L’arrivée de la septième génération de la Série 7 marque un jalon important pour BMW. Pour la première fois de l’histoire de ce modèle, une motorisation électrique est au programme avec la i7 xDrive60. Cette dernière s’aligne à côté de la 760Li xDrive animée par un nouveau moteur V8 biturbo de 4,4 litres répondant à l’appellation S68. Ces deux variations sur thème de la berline de très grand luxe du constructeur bavarois, étiquetées à 147 000 $ sur le marché canadien dès le 26 novembre 2022, seront rejointes en cours d’année 2023 par deux autres variantes.

La première, à motorisation hybride rechargeable, est la 760e xDrive de 563 chevaux. La seconde sera une version plus performante de la i7 avec le modèle M70 xDrive dont la puissance est chiffrée à 650 chevaux. La Série 7 de septième génération devient donc le premier modèle de BMW adoptant la nouvelle stratégie de la marque, laquelle consiste à concevoir et à assembler sur la même ligne de montage des véhicules développés sur une architecture commune, mais pouvant être animés par des motorisations thermiques, hybrides et électriques.

Photo: Uwe Fischer

Un gabarit imposant

BMW présente la Série 7 comme étant la première voiture de grand luxe à motorisation électrique au monde. Pourquoi? Parce que le constructeur allemand n’est pas d’avis que la Tesla Model S est une voiture de grand luxe. Idem pour la Mercedes-Benz EQS dont le gabarit s’approche plus de celui d’une Classe E que d’une Classe S. Le cas de la Lucid Air est cependant resté en suspens…

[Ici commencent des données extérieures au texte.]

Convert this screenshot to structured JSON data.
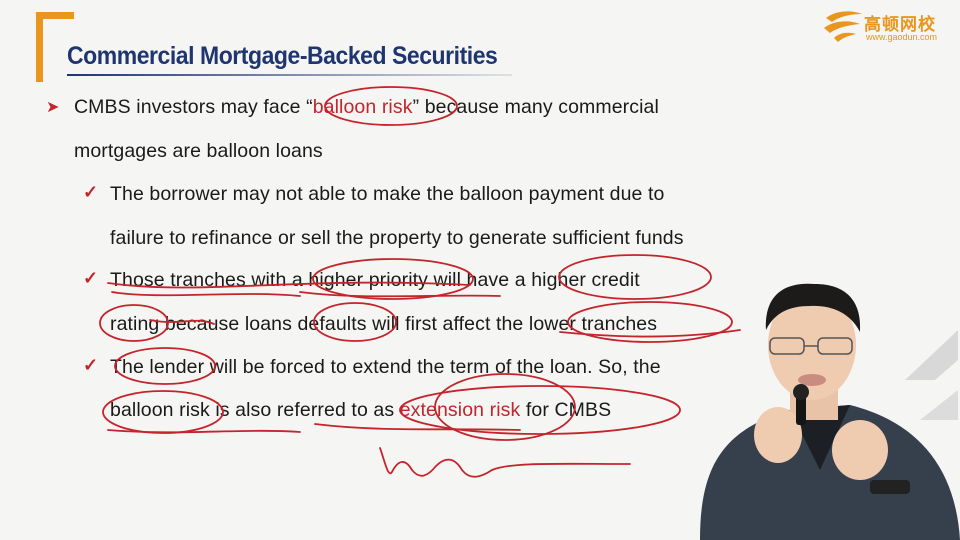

Qu’à cela ne tienne, force est d’admettre que la i7 est franchement imposante avec sa longueur de 5,39 mètres et son empattement de 3 215 millimètres. Précisons que ce dernier est plus long que celui d’un Cadillac Escalade ESV et gage d’un habitacle très spacieux avec un excellent dégagement pour les passagers arrière. Son coefficient aérodynamique est de 0,24, versus 0,20 pour la EQS de Mercedes-Benz. Cela s’explique par le fait que les concepteurs de BMW ne voulaient pas faire de compromis sur le dégagement pour la tête des passagers ou le volume du coffre en adoptant une ligne de toit fuyante et un cintrage de la partie arrière. Résultat, la carrosserie de la i7 est presque en tous points semblable à celle de la 760Li xDrive à motorisation thermique, les deux voitures adoptant une partie avant avec calandre surdimensionnée à deux naseaux, laquelle est cerclée d’une bande lumineuse. Les phares de jour sont très effilés et surplombent les phares de croisement et de route.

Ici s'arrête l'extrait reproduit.